21/05/2026
In Good Company opened on the 8th of May, and somewhere within me, something exhaled. There are spaces in this world that do more than hold people. They hold becoming. Exhibitions have always felt that way to me. A temporary sanctuary where art and humanity stand beside each other long enough to remind us we are not alone.
At first, the anxiety arrived as it always does, circling the edges of my chest, questioning whether I belonged there at all. Yet slowly, through conversation, through colour, that heaviness softened. Community has a way of returning us to ourselves. Art has a way of reminding us that survival can become expression.
I think there is something deeply healing about realising you are allowed to take up space. That the things you created in moments of loneliness and or wonder can resonate beyond your own hands. So much of what I make comes from a fear of disappearing, of drifting unseen through life. To witness fragments of myself reflected back through other peopleās eyes felt sacred. Proof that what saves us privately can sometimes touch others publicly.

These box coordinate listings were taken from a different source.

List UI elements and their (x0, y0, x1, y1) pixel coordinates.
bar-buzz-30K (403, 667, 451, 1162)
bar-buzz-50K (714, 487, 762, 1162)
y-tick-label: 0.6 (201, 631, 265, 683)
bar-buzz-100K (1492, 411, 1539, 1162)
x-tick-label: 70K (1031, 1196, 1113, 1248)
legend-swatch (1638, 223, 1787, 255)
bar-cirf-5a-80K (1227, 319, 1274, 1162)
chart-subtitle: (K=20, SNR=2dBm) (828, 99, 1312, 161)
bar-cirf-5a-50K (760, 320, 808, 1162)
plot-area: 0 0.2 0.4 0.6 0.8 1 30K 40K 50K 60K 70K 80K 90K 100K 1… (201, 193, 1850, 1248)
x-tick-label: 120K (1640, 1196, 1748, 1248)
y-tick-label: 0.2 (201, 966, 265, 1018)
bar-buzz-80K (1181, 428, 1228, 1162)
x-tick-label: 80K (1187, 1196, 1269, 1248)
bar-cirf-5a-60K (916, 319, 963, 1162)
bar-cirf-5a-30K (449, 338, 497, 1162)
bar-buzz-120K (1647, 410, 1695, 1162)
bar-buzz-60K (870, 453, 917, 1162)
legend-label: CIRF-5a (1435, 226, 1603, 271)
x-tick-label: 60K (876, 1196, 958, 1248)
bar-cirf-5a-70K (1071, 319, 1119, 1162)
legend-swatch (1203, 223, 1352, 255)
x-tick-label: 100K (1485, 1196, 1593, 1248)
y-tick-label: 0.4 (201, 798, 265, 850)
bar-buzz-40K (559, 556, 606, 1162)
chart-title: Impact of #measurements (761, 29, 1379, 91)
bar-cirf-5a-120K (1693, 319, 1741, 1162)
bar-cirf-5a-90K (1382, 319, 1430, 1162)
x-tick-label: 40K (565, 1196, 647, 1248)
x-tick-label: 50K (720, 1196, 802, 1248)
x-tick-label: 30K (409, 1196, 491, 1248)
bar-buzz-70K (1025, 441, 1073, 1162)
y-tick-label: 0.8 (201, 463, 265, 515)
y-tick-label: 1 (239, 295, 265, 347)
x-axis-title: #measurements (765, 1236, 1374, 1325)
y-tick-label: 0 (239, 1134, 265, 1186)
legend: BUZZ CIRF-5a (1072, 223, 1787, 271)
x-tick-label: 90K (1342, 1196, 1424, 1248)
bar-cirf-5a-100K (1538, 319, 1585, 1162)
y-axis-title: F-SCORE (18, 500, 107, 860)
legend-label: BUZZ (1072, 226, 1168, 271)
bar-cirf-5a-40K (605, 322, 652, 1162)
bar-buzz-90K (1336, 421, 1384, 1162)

Exhibiting alongside artists I consider powerhouses in their own beautifully unique ways healed parts of me I did not realise were still carrying wounds. Gratitude hardly feels large enough for that feeling. To stand among people whose work carries such honesty, depth, and presence reminded me that art is never simply decoration. It is evidence of existence. It is memory given form. It is vulnerability refusing silence. It is connection in a world that so often teaches isolation.
It has never been just art on walls to me. It is people leaving pieces of their spirit behind so others may feel less alone.
In Good Company has one more week at the Peoples Gallery, open from 10am to 3pm. I hope people wander in and allow themselves to find their own connection with the work, because sometimes healing arrives quietly through the simple act of witnessing another human being honestly.